Кое-где во дворе можно было видеть остовы новых стругов. Атаман развернул масштабное строительство сразу, как они встали на зимовку. Струги ломились от людей, лошадей, запасов провизии и оружия. Флот нужно было увеличить вдвое. Алёна в этом ничего не понимала. Но так говорили другие, кто ведал в этом. Говорили, что флот, который выйдет из Яицкого городка по весне станет самым крупным в истории казачества. Алёне не терпелось увидеть это. Не терпелось увидеть эти струги на море. У неё захватывало дух от хождений под парусами по Волге, от прохождения Астрахани, её белоснежных каменных стен, тогда Алёна впервые увидела каменную крепость, от диковинных деревьев, росших по берегам. Стволы их были бурыми, но вместо коры их облегал волосяной покров. И тянулись они на несколько саженей вверх без веток и листьев, только наверху у самой макушки, раскидывали листву, похожую на огромные лапы папоротника. Ещё Алёна видела диковинных зверей, которых вели в поводу купцы. Звери походили на лошадей или ослов, только были гораздо больше, мохнатей, и, что самое главное, имели на спине по два горба. Атаманша впервые повстречала людей с коричневой, почти чёрной, кожей. Это не было похоже на загар. А бывалые казаки, что ходили на турок, рассказывали, что на юге живут люди и вовсе с чёрной кожей.

Тогда Астрахань пропустила казаков без единого выстрела, и даже не присылала своих послов. Алёна видела, как переживал по этому поводу Разин. Он очень часто одевал свой боевой шлем и сидел некоторое время в молчании, будто ожидая, что шлем как-то поможет ему, подскажет совет. Атаман помнил Царицын, помнил, что воевода хотел обмануть его, не имея ладных пушек и сильного гарнизона, а лишь желал напугать его. Но даже по виду Астрахани можно было понять, что это город укреплён гораздо лучше, в не пример Царицыну и явно обладает более хорошим вооружением.

В какой-то момент Разин, словно получив команду от своего шлема, снял его и повёл струги вниз, неистово подгоняя казаков. И тут внезапно налетел сильный северный ветер, который подхватил паруса, и флот миновал город за считанные мгновения. «Неужто атаман аки-то почуял сиё? Почуял, шта подниметси резкий ветер и поможеть стругам?» Алёну тогда удивил поступок Разина, но она также быстро об этом забыла. Потому что в этот же день она впервые увидела море. Море! Бескрайний простор и водную гладь до горизонта.

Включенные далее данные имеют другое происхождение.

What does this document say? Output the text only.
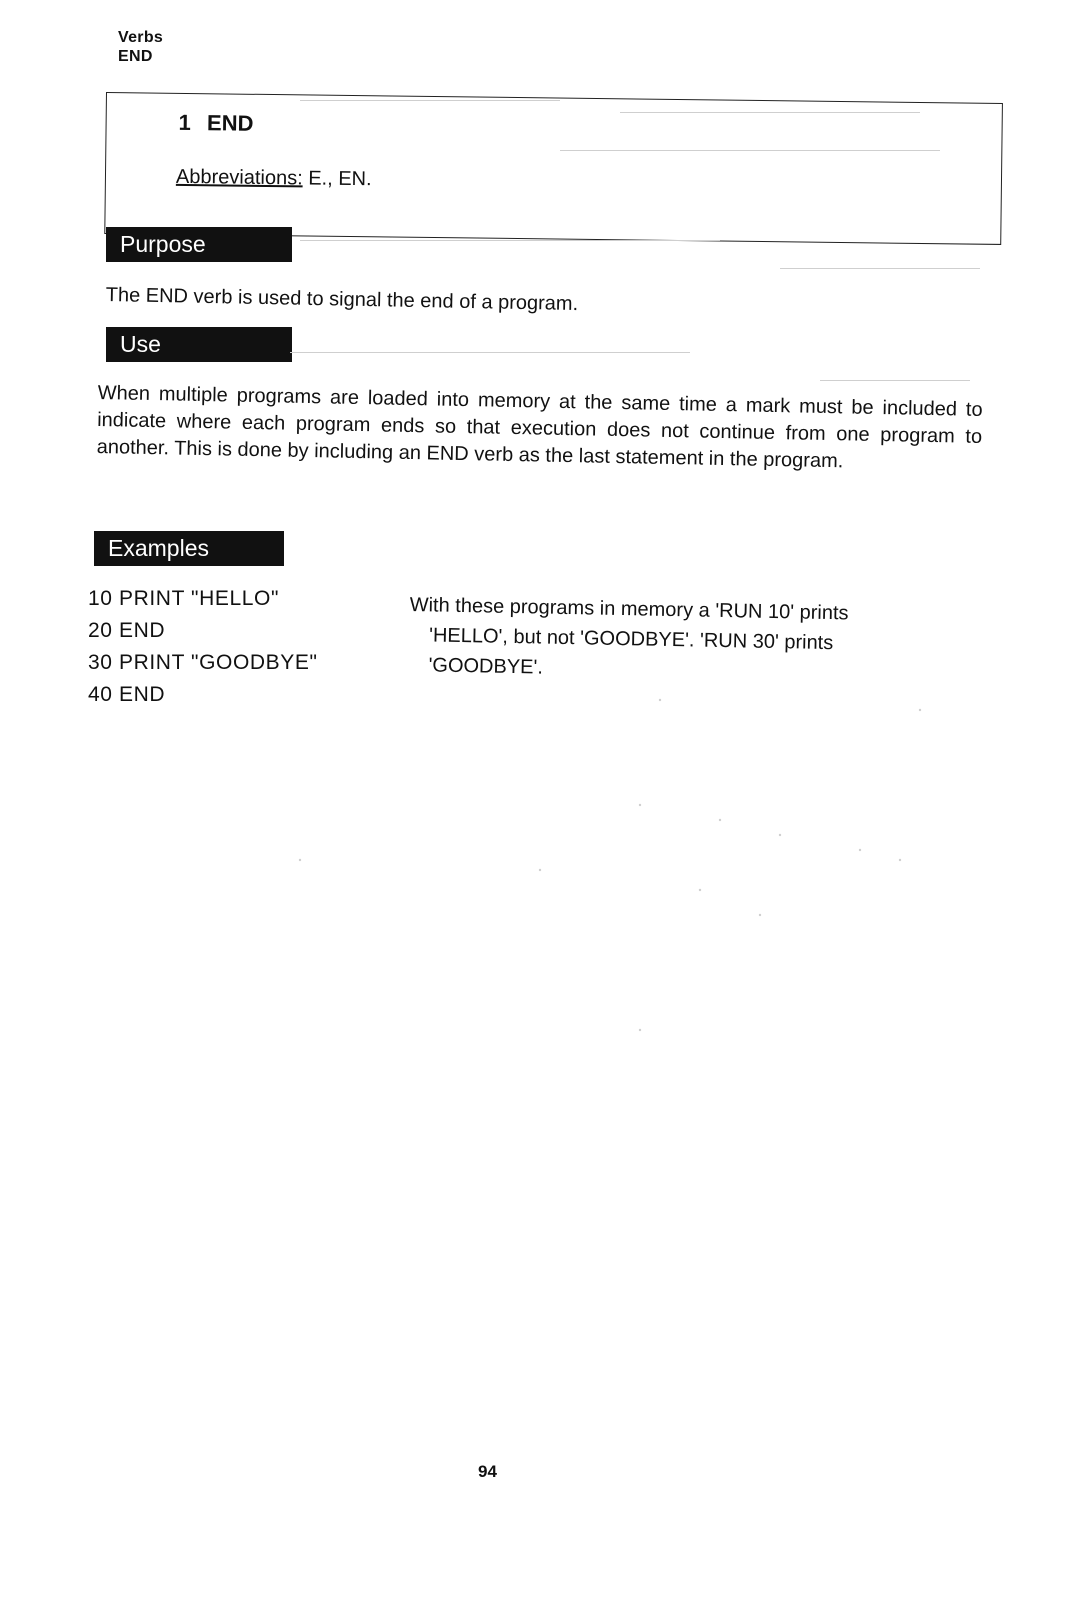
Verbs
END
1 END
Abbreviations: E., EN.
Purpose
The END verb is used to signal the end of a program.
Use
When multiple programs are loaded into memory at the same time a mark must be included to indicate where each program ends so that execution does not continue from one program to another. This is done by including an END verb as the last statement in the program.
Examples
10 PRINT "HELLO"
20 END
30 PRINT "GOODBYE"
40 END
With these programs in memory a 'RUN 10' prints
'HELLO', but not 'GOODBYE'. 'RUN 30' prints
'GOODBYE'.
94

Алёна вспоминала всю свою прошлую жизнь, и та уже более не казалась ей жизнью. Лишь серое заточение и рабство видела она позади. Сперва у матери, затем у мужа, потом в монастыре. А когда Алёна заколола злобную настоятельницу и, наконец, бежала, ей постепенно начала открываться настоящая воля. И настоящая жизнь. Алёна стояла на носу струга, широко расставив руки и отдавая своё тело ветру, нёсшего вместе с собой солёный привкус. «Видать, у истой воли солёный вкус!» – решила она, памятуя, что соль столь же дорога в цене, как и свобода.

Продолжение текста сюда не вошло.